MORE ON THE EMPTY CRADLE: Blogolitic sends this comment:
Isn't there a contradiction between this posting and that about Dalrymple (Jan 23)? Have children . . .but not THOSE children, or by THOSE fathers? It would seem that the real challenge is for people to have ADULTS -- that is, rear children to a self-sustaining maturity. The question lying at the heart of your contradiction, I think, is which is the greater evil -- for "good" people (or the right people, or responsible people) to opt out of having children, or for "bad" people (the wretched horrors of Dalrymple's article)to have several. As painful as it might sound, there is at least the statistical chance that an ignored child of an evil mother MIGHT become, say, Einstein while the child who was never born -- no matter how excellent the potential parents -- can never be anything, good or bad.

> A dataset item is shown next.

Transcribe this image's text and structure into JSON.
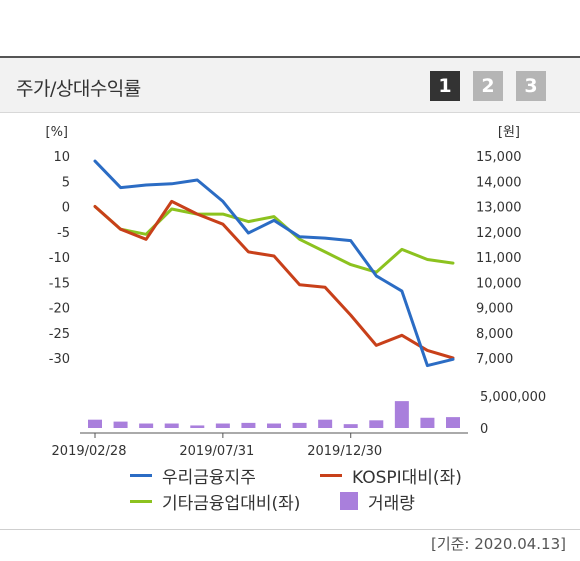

Interesting thought. One hates to go Darwinian and suggest that only the best be allowed to breed - in part because when we think "the best," each of us look in the mirror. Who breaks that tie?

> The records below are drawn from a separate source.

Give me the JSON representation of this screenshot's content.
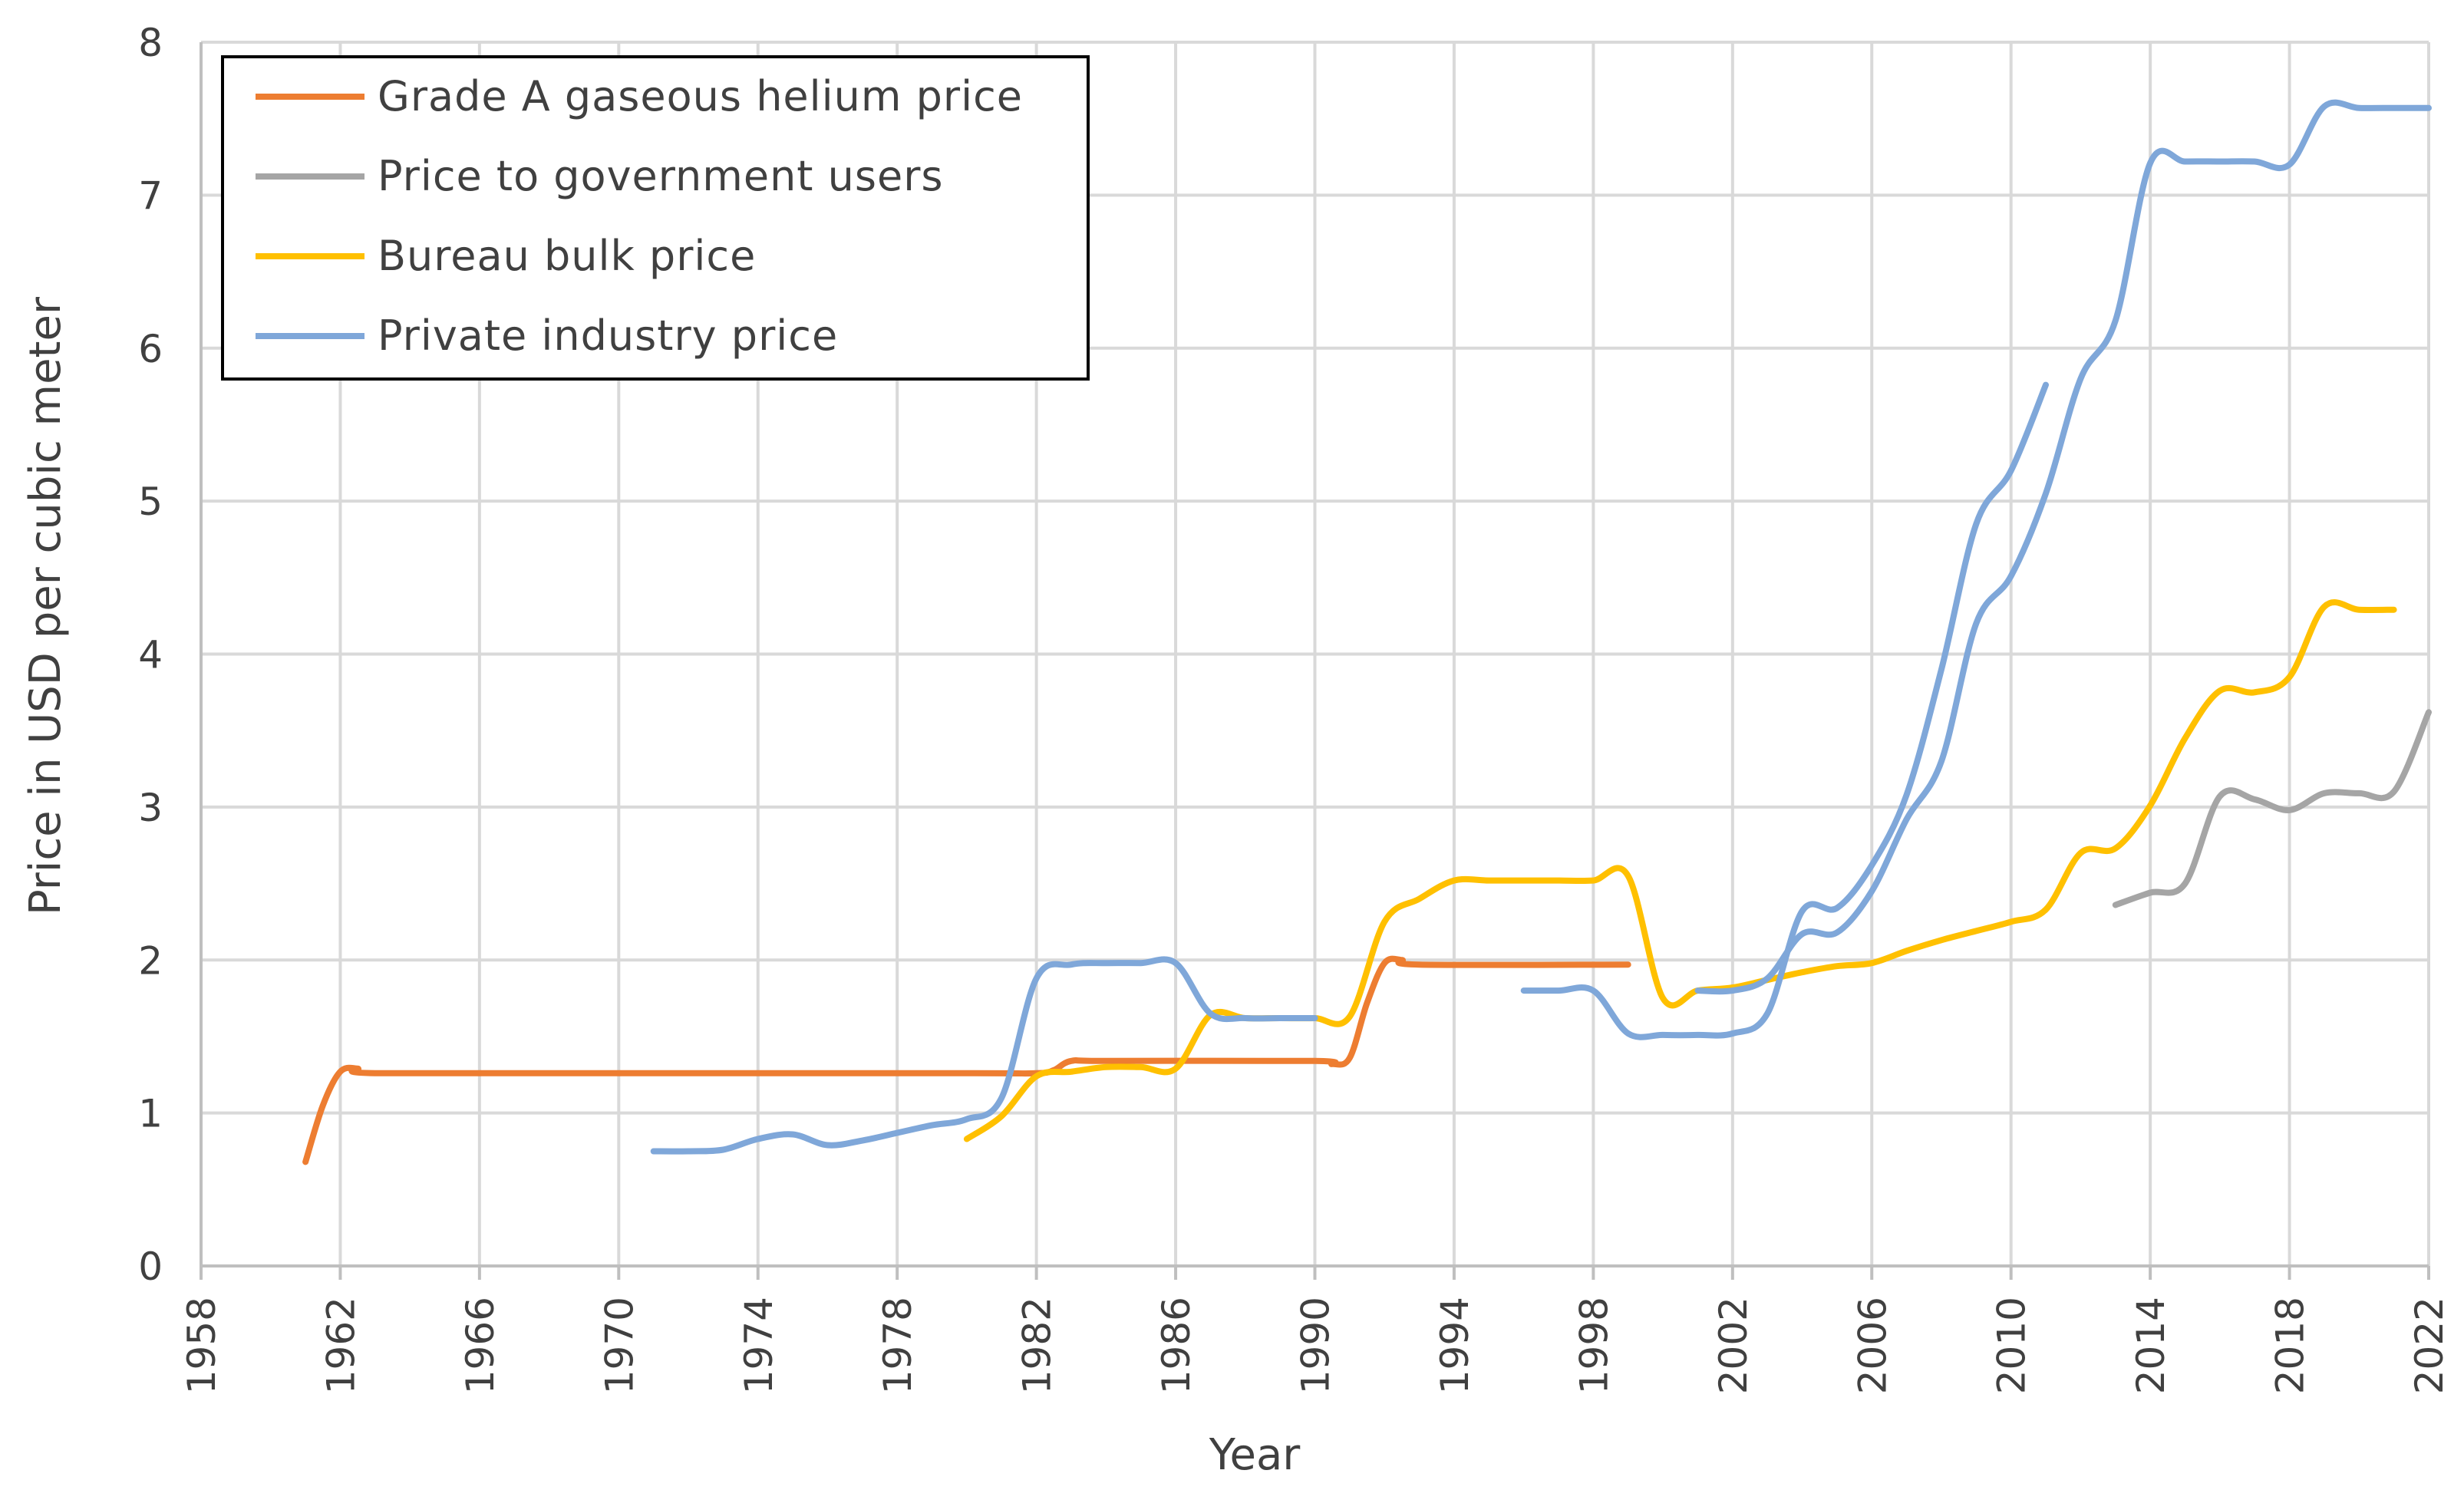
{
  "chart_data": {
    "type": "line",
    "title": "",
    "xlabel": "Year",
    "ylabel": "Price in USD per cubic meter",
    "xlim": [
      1958,
      2022
    ],
    "ylim": [
      0,
      8
    ],
    "x_ticks": [
      "1958",
      "1962",
      "1966",
      "1970",
      "1974",
      "1978",
      "1982",
      "1986",
      "1990",
      "1994",
      "1998",
      "2002",
      "2006",
      "2010",
      "2014",
      "2018",
      "2022"
    ],
    "y_ticks": [
      "0",
      "1",
      "2",
      "3",
      "4",
      "5",
      "6",
      "7",
      "8"
    ],
    "grid": true,
    "legend_position": "top-left",
    "series": [
      {
        "name": "Grade A gaseous helium price",
        "color": "#ED7D31",
        "points": [
          [
            1961,
            0.68
          ],
          [
            1961.5,
            1.05
          ],
          [
            1962,
            1.27
          ],
          [
            1962.5,
            1.29
          ],
          [
            1963,
            1.26
          ],
          [
            1970,
            1.26
          ],
          [
            1980,
            1.26
          ],
          [
            1982,
            1.26
          ],
          [
            1982.5,
            1.28
          ],
          [
            1983,
            1.34
          ],
          [
            1984,
            1.34
          ],
          [
            1990,
            1.34
          ],
          [
            1990.5,
            1.32
          ],
          [
            1991,
            1.36
          ],
          [
            1991.5,
            1.72
          ],
          [
            1992,
            1.98
          ],
          [
            1992.5,
            2.0
          ],
          [
            1993,
            1.97
          ],
          [
            1999,
            1.97
          ]
        ]
      },
      {
        "name": "Price to government users",
        "color": "#A5A5A5",
        "points": [
          [
            2013,
            2.36
          ],
          [
            2014,
            2.44
          ],
          [
            2015,
            2.5
          ],
          [
            2016,
            3.07
          ],
          [
            2017,
            3.05
          ],
          [
            2018,
            2.98
          ],
          [
            2019,
            3.09
          ],
          [
            2020,
            3.09
          ],
          [
            2021,
            3.1
          ],
          [
            2022,
            3.62
          ]
        ]
      },
      {
        "name": "Bureau bulk price",
        "color": "#FFC000",
        "points": [
          [
            1980,
            0.83
          ],
          [
            1981,
            0.98
          ],
          [
            1982,
            1.24
          ],
          [
            1983,
            1.27
          ],
          [
            1984,
            1.3
          ],
          [
            1985,
            1.3
          ],
          [
            1986,
            1.29
          ],
          [
            1987,
            1.64
          ],
          [
            1988,
            1.62
          ],
          [
            1989,
            1.62
          ],
          [
            1990,
            1.62
          ],
          [
            1991,
            1.63
          ],
          [
            1992,
            2.25
          ],
          [
            1993,
            2.4
          ],
          [
            1994,
            2.52
          ],
          [
            1995,
            2.52
          ],
          [
            1996,
            2.52
          ],
          [
            1997,
            2.52
          ],
          [
            1998,
            2.52
          ],
          [
            1999,
            2.55
          ],
          [
            2000,
            1.75
          ],
          [
            2001,
            1.8
          ],
          [
            2002,
            1.82
          ],
          [
            2003,
            1.87
          ],
          [
            2004,
            1.92
          ],
          [
            2005,
            1.96
          ],
          [
            2006,
            1.98
          ],
          [
            2007,
            2.06
          ],
          [
            2008,
            2.13
          ],
          [
            2009,
            2.19
          ],
          [
            2010,
            2.25
          ],
          [
            2011,
            2.33
          ],
          [
            2012,
            2.7
          ],
          [
            2013,
            2.73
          ],
          [
            2014,
            3.01
          ],
          [
            2015,
            3.45
          ],
          [
            2016,
            3.76
          ],
          [
            2017,
            3.75
          ],
          [
            2018,
            3.85
          ],
          [
            2019,
            4.31
          ],
          [
            2020,
            4.29
          ],
          [
            2021,
            4.29
          ]
        ]
      },
      {
        "name": "Private industry price",
        "color": "#7FA7D9",
        "segments": [
          [
            [
              1971,
              0.75
            ],
            [
              1972,
              0.75
            ],
            [
              1973,
              0.76
            ],
            [
              1974,
              0.83
            ],
            [
              1975,
              0.86
            ],
            [
              1976,
              0.79
            ],
            [
              1977,
              0.82
            ],
            [
              1978,
              0.87
            ],
            [
              1979,
              0.92
            ],
            [
              1980,
              0.96
            ],
            [
              1981,
              1.1
            ],
            [
              1982,
              1.88
            ],
            [
              1983,
              1.97
            ],
            [
              1984,
              1.98
            ],
            [
              1985,
              1.98
            ],
            [
              1986,
              1.98
            ],
            [
              1987,
              1.65
            ],
            [
              1988,
              1.62
            ],
            [
              1989,
              1.62
            ],
            [
              1990,
              1.62
            ]
          ],
          [
            [
              1996,
              1.8
            ],
            [
              1997,
              1.8
            ],
            [
              1998,
              1.8
            ],
            [
              1999,
              1.52
            ],
            [
              2000,
              1.51
            ],
            [
              2001,
              1.51
            ],
            [
              2002,
              1.52
            ],
            [
              2003,
              1.65
            ],
            [
              2004,
              2.32
            ],
            [
              2005,
              2.34
            ],
            [
              2006,
              2.62
            ],
            [
              2007,
              3.08
            ],
            [
              2008,
              3.9
            ],
            [
              2009,
              4.85
            ],
            [
              2010,
              5.2
            ],
            [
              2011,
              5.76
            ]
          ],
          [
            [
              2001,
              1.8
            ],
            [
              2002,
              1.8
            ],
            [
              2003,
              1.88
            ],
            [
              2004,
              2.17
            ],
            [
              2005,
              2.18
            ],
            [
              2006,
              2.45
            ],
            [
              2007,
              2.92
            ],
            [
              2008,
              3.3
            ],
            [
              2009,
              4.2
            ],
            [
              2010,
              4.51
            ],
            [
              2011,
              5.05
            ],
            [
              2012,
              5.8
            ],
            [
              2013,
              6.18
            ],
            [
              2014,
              7.21
            ],
            [
              2015,
              7.22
            ],
            [
              2016,
              7.22
            ],
            [
              2017,
              7.22
            ],
            [
              2018,
              7.2
            ],
            [
              2019,
              7.58
            ],
            [
              2020,
              7.57
            ],
            [
              2021,
              7.57
            ],
            [
              2022,
              7.57
            ]
          ]
        ]
      }
    ]
  }
}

Maybe the contradiction is only apparent. Statistically at least, this generation of Europeans seems to have attained to the emotional maturity of a 13-year-old: they want to be taken care of, but they want to be independent too, but they don't want any unpleasantness such as hard work to achieve it. The horrendous portrait by Dalrymple of the British "underclass" shows the extreme consequences of this attitude, both in the degradation of humanity and in the generosity of the state. I wouldn't worry about the UK repopulating on this basis. The children are too few; the lives, sad to say, too short.